Future of Justification 17: Righteousness of Christ
Before I ever cracked open The Future of Justification, I knew that John Piper’s main area of disagreement with N.T. Wright would be on the doctrine of imputation. Chapter 11 lays out Piper’s reasons for retaining belief in the traditional Reformed view of imputation.
Piper begins by returning to the definition of righteousness he provided earlier (one that does not stay on the surface of what righteousness does) (164-165). He then takes on Wright again for his reductionistic definition of righteousness and for the “confusing” way that Wright speaks of justification (165-167).
The rest of the chapter contains brief expositions of the relevant Bible passages that seem to affirm the doctrine of imputation as traditionally defined by Reformed exegesis (167-175). Piper seeks to prove Wright wrong by pasting together the texts that support imputation and providing brief exegetical reasons for seeing imputation as a central motif of the texts.

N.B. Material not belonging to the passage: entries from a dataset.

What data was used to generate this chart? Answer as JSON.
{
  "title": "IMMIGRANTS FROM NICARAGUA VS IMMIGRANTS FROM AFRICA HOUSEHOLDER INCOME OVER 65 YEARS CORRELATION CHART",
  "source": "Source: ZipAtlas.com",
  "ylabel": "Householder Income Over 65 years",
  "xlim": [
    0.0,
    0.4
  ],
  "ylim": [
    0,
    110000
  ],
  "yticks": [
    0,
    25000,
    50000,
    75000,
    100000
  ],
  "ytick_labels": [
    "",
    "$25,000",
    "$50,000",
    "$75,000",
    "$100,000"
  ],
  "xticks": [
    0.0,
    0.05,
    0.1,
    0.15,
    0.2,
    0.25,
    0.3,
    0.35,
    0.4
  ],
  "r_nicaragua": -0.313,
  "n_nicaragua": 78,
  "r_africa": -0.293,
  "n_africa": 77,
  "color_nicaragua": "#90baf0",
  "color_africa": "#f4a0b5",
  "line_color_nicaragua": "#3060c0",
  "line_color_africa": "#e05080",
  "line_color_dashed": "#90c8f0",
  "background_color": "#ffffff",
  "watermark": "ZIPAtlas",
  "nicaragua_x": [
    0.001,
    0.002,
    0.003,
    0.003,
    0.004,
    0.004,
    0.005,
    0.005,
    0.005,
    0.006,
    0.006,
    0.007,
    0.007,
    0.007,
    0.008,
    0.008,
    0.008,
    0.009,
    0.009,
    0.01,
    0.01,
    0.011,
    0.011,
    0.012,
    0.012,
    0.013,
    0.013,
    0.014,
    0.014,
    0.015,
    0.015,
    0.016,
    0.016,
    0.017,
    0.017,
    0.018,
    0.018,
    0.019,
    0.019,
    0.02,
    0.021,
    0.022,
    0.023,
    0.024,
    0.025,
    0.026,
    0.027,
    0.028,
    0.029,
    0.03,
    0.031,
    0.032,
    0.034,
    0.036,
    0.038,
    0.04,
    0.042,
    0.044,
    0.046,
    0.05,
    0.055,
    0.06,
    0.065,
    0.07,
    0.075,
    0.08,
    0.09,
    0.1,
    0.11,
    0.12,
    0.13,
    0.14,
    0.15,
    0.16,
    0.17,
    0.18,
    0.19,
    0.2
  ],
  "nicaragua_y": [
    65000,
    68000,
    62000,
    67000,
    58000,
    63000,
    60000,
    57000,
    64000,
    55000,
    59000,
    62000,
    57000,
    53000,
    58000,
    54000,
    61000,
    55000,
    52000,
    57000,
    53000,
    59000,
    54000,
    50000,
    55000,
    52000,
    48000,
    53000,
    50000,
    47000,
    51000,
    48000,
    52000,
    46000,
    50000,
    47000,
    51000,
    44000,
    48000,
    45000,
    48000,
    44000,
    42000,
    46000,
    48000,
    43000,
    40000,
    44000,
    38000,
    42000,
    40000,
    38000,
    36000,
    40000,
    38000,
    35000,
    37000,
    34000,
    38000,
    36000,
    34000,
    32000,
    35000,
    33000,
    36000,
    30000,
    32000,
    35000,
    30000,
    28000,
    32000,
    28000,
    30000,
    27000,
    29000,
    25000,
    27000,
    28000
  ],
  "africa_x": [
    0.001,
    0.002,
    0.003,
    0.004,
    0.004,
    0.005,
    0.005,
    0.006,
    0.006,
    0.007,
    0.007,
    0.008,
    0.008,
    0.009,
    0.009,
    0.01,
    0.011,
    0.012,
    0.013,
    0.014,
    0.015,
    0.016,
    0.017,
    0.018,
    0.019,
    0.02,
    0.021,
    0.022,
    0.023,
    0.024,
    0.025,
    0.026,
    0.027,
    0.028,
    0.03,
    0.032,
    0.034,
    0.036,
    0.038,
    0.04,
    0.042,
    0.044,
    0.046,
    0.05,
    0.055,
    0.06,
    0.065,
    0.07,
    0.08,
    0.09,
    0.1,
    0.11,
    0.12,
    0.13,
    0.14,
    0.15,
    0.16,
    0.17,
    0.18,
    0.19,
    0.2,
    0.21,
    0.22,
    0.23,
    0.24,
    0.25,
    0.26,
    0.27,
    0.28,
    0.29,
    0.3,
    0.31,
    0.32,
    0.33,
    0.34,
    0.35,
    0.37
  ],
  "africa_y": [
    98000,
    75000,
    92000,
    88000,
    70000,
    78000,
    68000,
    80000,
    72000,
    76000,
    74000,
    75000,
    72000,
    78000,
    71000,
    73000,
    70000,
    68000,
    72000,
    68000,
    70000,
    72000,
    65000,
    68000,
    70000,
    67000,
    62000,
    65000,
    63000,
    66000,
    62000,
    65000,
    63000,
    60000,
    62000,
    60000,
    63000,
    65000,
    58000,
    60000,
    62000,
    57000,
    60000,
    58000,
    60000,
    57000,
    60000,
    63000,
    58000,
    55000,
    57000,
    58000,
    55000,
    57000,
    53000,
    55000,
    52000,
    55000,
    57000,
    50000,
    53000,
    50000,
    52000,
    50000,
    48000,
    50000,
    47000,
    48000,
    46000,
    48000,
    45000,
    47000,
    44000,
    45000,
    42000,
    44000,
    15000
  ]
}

Despite some minor quibbles here and there (I disagree with Piper’s take on 1 Cor. 1:30), I am largely in agreement with Piper’s understanding of imputation. I take great comfort in the “Wondrous Exchange” that Luther affirmed – wherein sinners take Christ’s righteousness and Christ takes our sin.
And yet, I believe the “Wondrous Exchange” is even more wondrous than Piper affirms in this chapter. We receive so much more than righteousness. Christ has identified with us, represented us, substituted himself for us. He becomes all that we are and we receive all that he has to offer.